On Tue, Jan 18, 2022, Vitaly Kuznetsov wrote:
> +/* Check whether the supplied CPUID data is equal to what is already set for the vCPU. */
> +static int kvm_cpuid_check_equal(struct kvm_vcpu *vcpu, struct kvm_cpuid_entry2 *e2,
> +				 int nent)
> +{
> +	struct kvm_cpuid_entry2 *orig;
> +	int i;
> +
> +	if (nent != vcpu->arch.cpuid_nent)
> +		return -EINVAL;
> +
> +	for (i = 0; i < nent; i++) {
> +		orig = &vcpu->arch.cpuid_entries[i];
> +		if (e2[i].function != orig->function ||
> +		    e2[i].index != orig->index ||
> +		    e2[i].eax != orig->eax || e2[i].ebx != orig->ebx ||
> +		    e2[i].ecx != orig->ecx || e2[i].edx != orig->edx)
> +			return -EINVAL;

This needs to check .flags for the above check on .index to be meaningful, and at
that point, can't we be even more agressive and just do?

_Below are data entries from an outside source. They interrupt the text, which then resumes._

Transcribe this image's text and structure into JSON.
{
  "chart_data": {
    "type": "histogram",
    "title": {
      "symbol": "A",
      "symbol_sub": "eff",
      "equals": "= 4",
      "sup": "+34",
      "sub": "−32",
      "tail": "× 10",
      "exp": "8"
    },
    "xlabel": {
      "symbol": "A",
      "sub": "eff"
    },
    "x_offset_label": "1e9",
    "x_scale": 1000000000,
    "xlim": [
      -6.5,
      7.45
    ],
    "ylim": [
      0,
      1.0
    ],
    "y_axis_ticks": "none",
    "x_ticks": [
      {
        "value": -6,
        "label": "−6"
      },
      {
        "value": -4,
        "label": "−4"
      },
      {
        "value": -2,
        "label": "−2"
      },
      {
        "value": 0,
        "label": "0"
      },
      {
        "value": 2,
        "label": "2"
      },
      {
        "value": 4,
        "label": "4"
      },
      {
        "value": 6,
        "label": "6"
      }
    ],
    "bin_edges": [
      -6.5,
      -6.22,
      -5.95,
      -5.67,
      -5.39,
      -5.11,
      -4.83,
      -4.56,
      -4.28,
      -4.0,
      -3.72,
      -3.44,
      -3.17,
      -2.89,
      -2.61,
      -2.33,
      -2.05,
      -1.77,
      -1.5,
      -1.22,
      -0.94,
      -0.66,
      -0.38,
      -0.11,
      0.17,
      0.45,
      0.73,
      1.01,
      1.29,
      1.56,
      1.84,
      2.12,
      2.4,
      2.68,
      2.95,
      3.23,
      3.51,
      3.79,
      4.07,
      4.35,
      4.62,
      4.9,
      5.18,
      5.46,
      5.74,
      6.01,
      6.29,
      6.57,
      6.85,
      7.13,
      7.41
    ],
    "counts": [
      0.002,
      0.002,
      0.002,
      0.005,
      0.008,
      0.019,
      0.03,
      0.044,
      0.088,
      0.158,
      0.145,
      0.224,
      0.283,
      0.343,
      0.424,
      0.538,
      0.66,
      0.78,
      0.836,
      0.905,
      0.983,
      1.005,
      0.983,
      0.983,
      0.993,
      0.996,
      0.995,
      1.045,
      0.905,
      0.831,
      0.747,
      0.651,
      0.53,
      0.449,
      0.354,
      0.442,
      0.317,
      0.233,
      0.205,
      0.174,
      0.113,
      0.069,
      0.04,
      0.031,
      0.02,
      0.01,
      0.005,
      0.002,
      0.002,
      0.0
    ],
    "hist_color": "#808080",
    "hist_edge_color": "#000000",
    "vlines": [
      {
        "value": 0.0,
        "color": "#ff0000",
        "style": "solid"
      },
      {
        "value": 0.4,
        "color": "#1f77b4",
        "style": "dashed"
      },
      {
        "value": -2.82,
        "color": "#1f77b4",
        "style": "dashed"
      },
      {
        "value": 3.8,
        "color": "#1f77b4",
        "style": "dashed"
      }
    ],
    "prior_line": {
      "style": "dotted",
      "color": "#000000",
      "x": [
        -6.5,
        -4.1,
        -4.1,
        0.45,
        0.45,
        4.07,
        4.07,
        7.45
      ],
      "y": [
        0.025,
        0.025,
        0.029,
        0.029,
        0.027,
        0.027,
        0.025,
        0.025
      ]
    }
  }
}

	if (memcmp(e2, vcpu->arch.cpuid_entries, nent * sizeof(e2)))
		return -EINVAL;

	return 0;

> +	}
> +
> +	return 0;
> +}
> +
>  static void kvm_update_kvm_cpuid_base(struct kvm_vcpu *vcpu)
>  {
>  	u32 function;
> @@ -313,6 +335,20 @@ static int kvm_set_cpuid(struct kvm_vcpu *vcpu, struct kvm_cpuid_entry2 *e2,
>  
>  	__kvm_update_cpuid_runtime(vcpu, e2, nent);
> +	/*
> +	 * KVM does not correctly handle changing guest CPUID after KVM_RUN, as
> +	 * MAXPHYADDR, GBPAGES support, AMD reserved bit behavior, etc.. aren't
> +	 * tracked in kvm_mmu_page_role.  As a result, KVM may miss guest page
> +	 * faults due to reusing SPs/SPTEs. In practice no sane VMM mucks with
> +	 * the core vCPU model on the fly. It would've been better to forbid any
> +	 * KVM_SET_CPUID{,2} calls after KVM_RUN altogether but unfortunately
> +	 * some VMMs (e.g. QEMU) reuse vCPU fds for CPU hotplug/unplug and do
> +	 * KVM_SET_CPUID{,2} again. To support this legacy behavior, check
> +	 * whether the supplied CPUID data is equal to what's already set.

This is misleading/wrong.  KVM_RUN isn't the only problematic ioctl(), it's just
the one that we decided to use to detect that userspace is being stupid.  And
forbidding KVM_SET_CPUID after KVM_RUN (or even all problematic ioctls()) wouldn't
solve problem as providing different CPUID configurations for vCPUs in a VM will
also cause the MMU to fall on its face.

> +	if (vcpu->arch.last_vmentry_cpu != -1)
> +		return kvm_cpuid_check_equal(vcpu, e2, nent);

And technically, checking last_vmentry_cpu doesn't forbid changing CPUID after
KVM_RUN, it forbids changing CPUID after successfully entering the guest (or
emulating instructions on VMX).

I realize I'm being very pedantic, as a well-intended userspace is obviously not
going to change CPUID after -EINTR or whatever.  But I do want to highlight that
this approach is by no means bulletproof, and that what is/isn't allowed with
respect to guest CPUID isn't necessarily associated with what is/isn't "safe".
In other words, this check doesn't guarantee that userspace can't misuse KVM_SET_CPUID,
and on the flip side it disallows using KVM_SET_CPUID in ways that are perfectly ok
(if userspace is careful and deliberate).